The query cache keys used to locate cached results

After the results of a query have been cached, subsequent queries with the same query cache key retrieve results from the cache rather than generating new ones. The query cache key of a query is evaluated as follows:

  1. All the cache-related query hints are ignored, except for numResultsCached.

  2. A final iterate() step is ignored.

  3. The rest of the query is ordered according to its byte-code representation.

The resulting string is matched against an index of the query results already in the cache to determine whether there is a cache hit for the query.

For example, take this query:

g.withSideEffect('Neptune#typePromotion', false).with("Neptune#enableResultCache", true) .with("Neptune#numResultsCached", 50) .V().has('genre','drama').in('likes').iterate()
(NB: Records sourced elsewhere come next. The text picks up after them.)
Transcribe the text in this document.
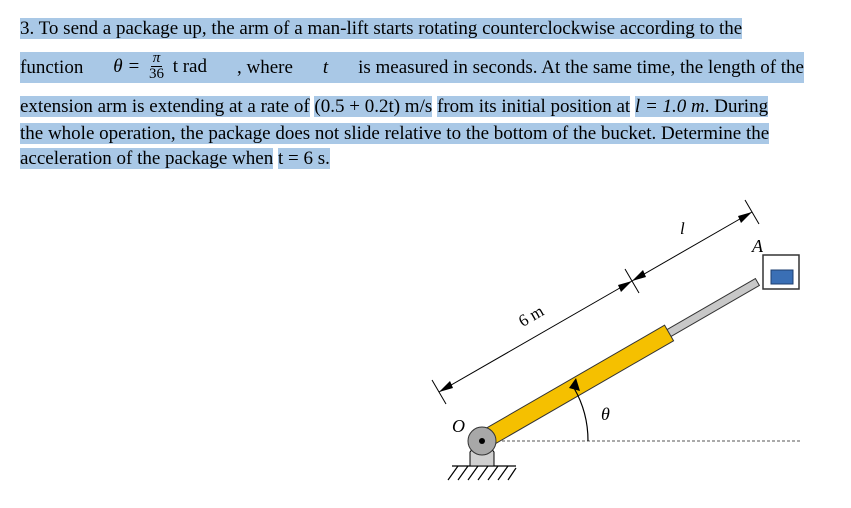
3. To send a package up, the arm of a man-lift starts rotating counterclockwise according to the
function $\theta = \frac{\pi}{36}$ t rad , where t is measured in seconds. At the same time, the length of the
extension arm is extending at a rate of (0.5 + 0.2t) m/s from its initial position at l = 1.0 m. During
the whole operation, the package does not slide relative to the bottom of the bucket. Determine the
acceleration of the package when t = 6 s.
O
A
θ
6 m
l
It will be stored as the byte-code version of this:

g.withSideEffect('Neptune#typePromotion', false) .with("Neptune#numResultsCached", 50) .V().has('genre','drama').in('likes')

Exceptions related to the results cache

If the results of a query that you are trying to cache are too large to fit in the cache memory even after removing everything previously cached, Neptune raises a QueryLimitExceededException fault. No results are returned, and the exception generates the following error message:

The result size is larger than the allocated cache, please refer to results cache best practices for options to rerun the query.

You can supress this message using the noCacheExceptions query hint, as follows:

g.with('Neptune#enableResultCache', true) .with('Neptune#noCacheExceptions', true) .V().has('genre','drama').in('likes')